Чтобы не сглазить, не разрушить мечту, я решила никому не говорить о странном поведении полковника.
День. Второй. Третий. Надежда и отчаяние. Отчаяние и надежда. Вокруг меня люди, лежащие плотно, как кильки в банке, а я чувствую себя одинокой, как единственный фонарь на пустынной площади.
На четвертый день мне принесли очередную передачу — узелок с едой. Это был знак полного поражения. Ведь если бы меня действительно собирались выпускать, то передачу не приняли бы. Значит, ничего не вышло. Наверное, прокурор не подписал.
К концу пятых суток, ночью, когда от тоски я ощущала корешок каждого волоса на голове, я не выдержала: разбудила Гертруду и рассказала ей весь разговор с полковником.
— О Женя! Ви думм бист ду! — воскликнула Гертруда и произнесла целую речь, в которой выражала изумление, что я могла хоть на минуту довериться таким полковничьим речам. Ну ясно, хотел что-то прощупать... Втереться в доверие.

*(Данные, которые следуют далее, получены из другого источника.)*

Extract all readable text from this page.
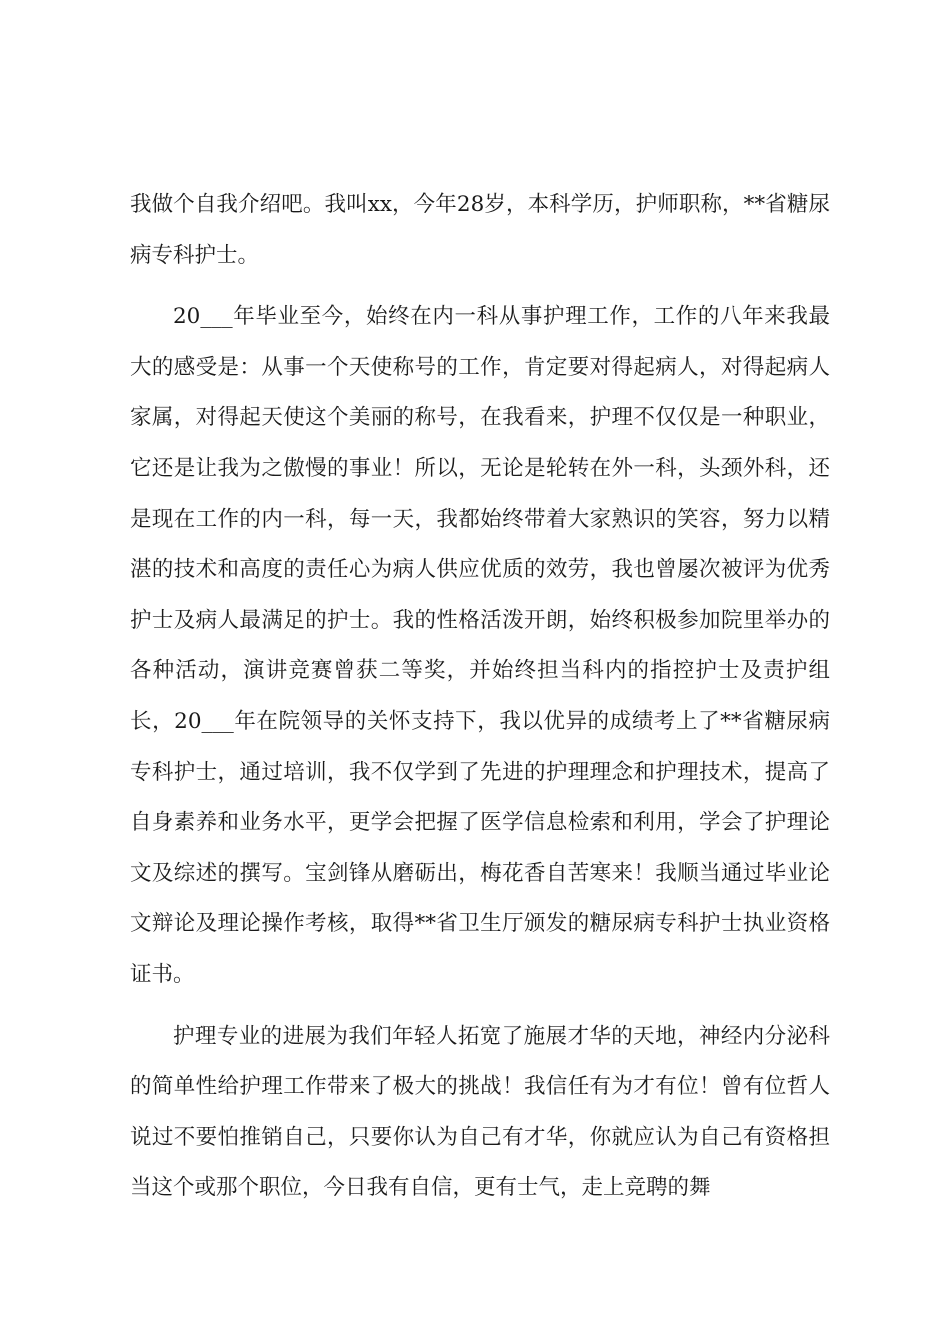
我做个自我介绍吧。我叫xx，今年28岁，本科学历，护师职称，**省糖尿病专科护士。

20___年毕业至今，始终在内一科从事护理工作，工作的八年来我最大的感受是：从事一个天使称号的工作，肯定要对得起病人，对得起病人家属，对得起天使这个美丽的称号，在我看来，护理不仅仅是一种职业，它还是让我为之傲慢的事业！所以，无论是轮转在外一科，头颈外科，还是现在工作的内一科，每一天，我都始终带着大家熟识的笑容，努力以精湛的技术和高度的责任心为病人供应优质的效劳，我也曾屡次被评为优秀护士及病人最满足的护士。我的性格活泼开朗，始终积极参加院里举办的各种活动，演讲竞赛曾获二等奖，并始终担当科内的指控护士及责护组长，20___年在院领导的关怀支持下，我以优异的成绩考上了**省糖尿病专科护士，通过培训，我不仅学到了先进的护理理念和护理技术，提高了自身素养和业务水平，更学会把握了医学信息检索和利用，学会了护理论文及综述的撰写。宝剑锋从磨砺出，梅花香自苦寒来！我顺当通过毕业论文辩论及理论操作考核，取得**省卫生厅颁发的糖尿病专科护士执业资格证书。

护理专业的进展为我们年轻人拓宽了施展才华的天地，神经内分泌科的简单性给护理工作带来了极大的挑战！我信任有为才有位！曾有位哲人说过不要怕推销自己，只要你认为自己有才华，你就应认为自己有资格担当这个或那个职位，今日我有自信，更有士气，走上竞聘的舞
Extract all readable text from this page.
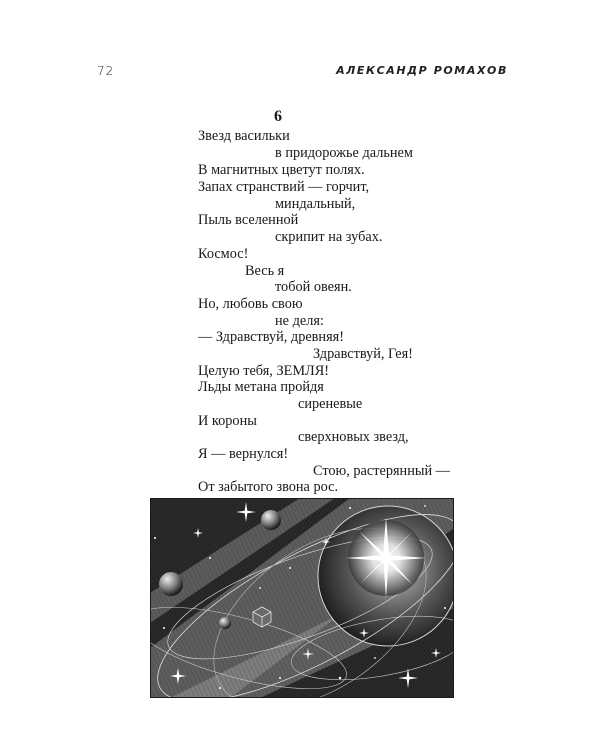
72	АЛЕКСАНДР РОМАХОВ
6
Звезд васильки
в придорожье дальнем
В магнитных цветут полях.
Запах странствий — горчит,
миндальный,
Пыль вселенной
скрипит на зубах.
Космос!
Весь я
тобой овеян.
Но, любовь свою
не деля:
— Здравствуй, древняя!
Здравствуй, Гея!
Целую тебя, ЗЕМЛЯ!
Льды метана пройдя
сиреневые
И короны
сверхновых звезд,
Я — вернулся!
Стою, растерянный —
От забытого звона рос.
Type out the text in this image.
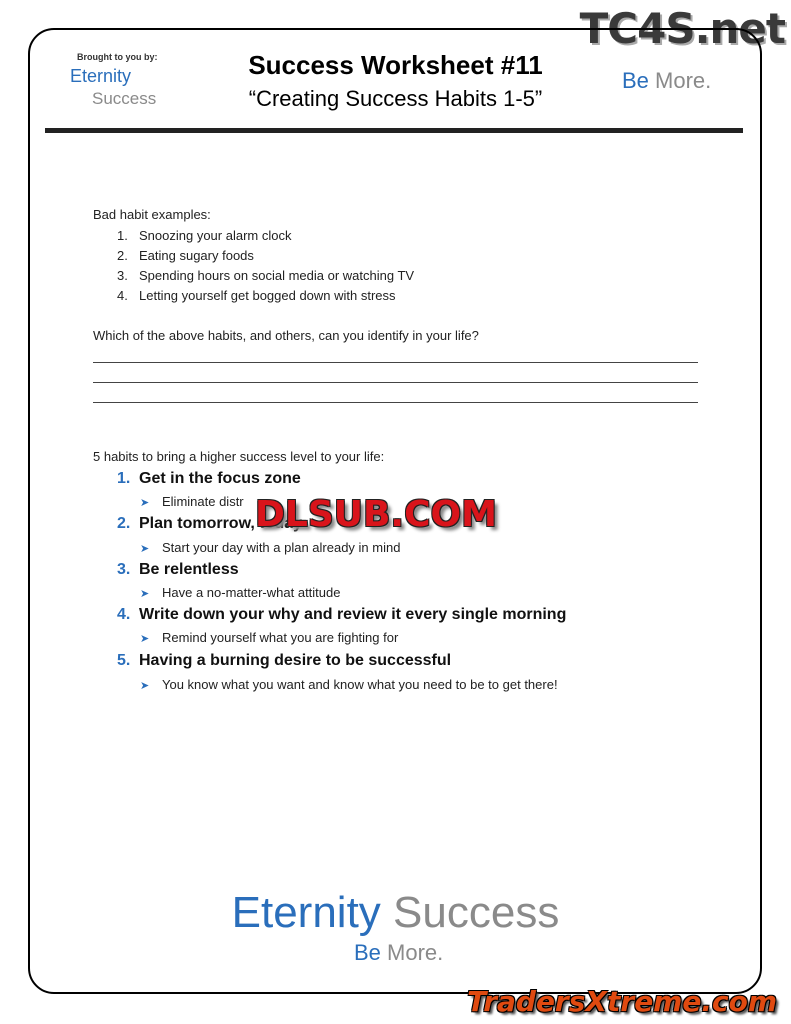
TC4S.net
Brought to you by:
Eternity
Success
Success Worksheet #11
“Creating Success Habits 1-5”
Be More.
Bad habit examples:
1. Snoozing your alarm clock
2. Eating sugary foods
3. Spending hours on social media or watching TV
4. Letting yourself get bogged down with stress
Which of the above habits, and others, can you identify in your life?
5 habits to bring a higher success level to your life:
1. Get in the focus zone
➤ Eliminate distr
2. Plan tomorrow, today
➤ Start your day with a plan already in mind
3. Be relentless
➤ Have a no-matter-what attitude
4. Write down your why and review it every single morning
➤ Remind yourself what you are fighting for
5. Having a burning desire to be successful
➤ You know what you want and know what you need to be to get there!
DLSUB.COM
Eternity Success
Be More.
TradersXtreme.com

Расположить к себе. Ничего не требовал? Подожди, еще потребует...
Я устыдилась. Действительно, нет пределов моей глупой доверчивости. Даже ортодоксальная Гертруда реально смотрит на "гуманизм" тюремщиков. И все же... Сотни раз я точно проигрывала пластинку, мысленно воспроизводя все речи полковника. Ведь не во сне же... Хорошо, пусть врал. Но ведь бумагу про ссылку на поселение я читала собственными глазами. Впрочем, что им стоит сфабриковать любую бумагу?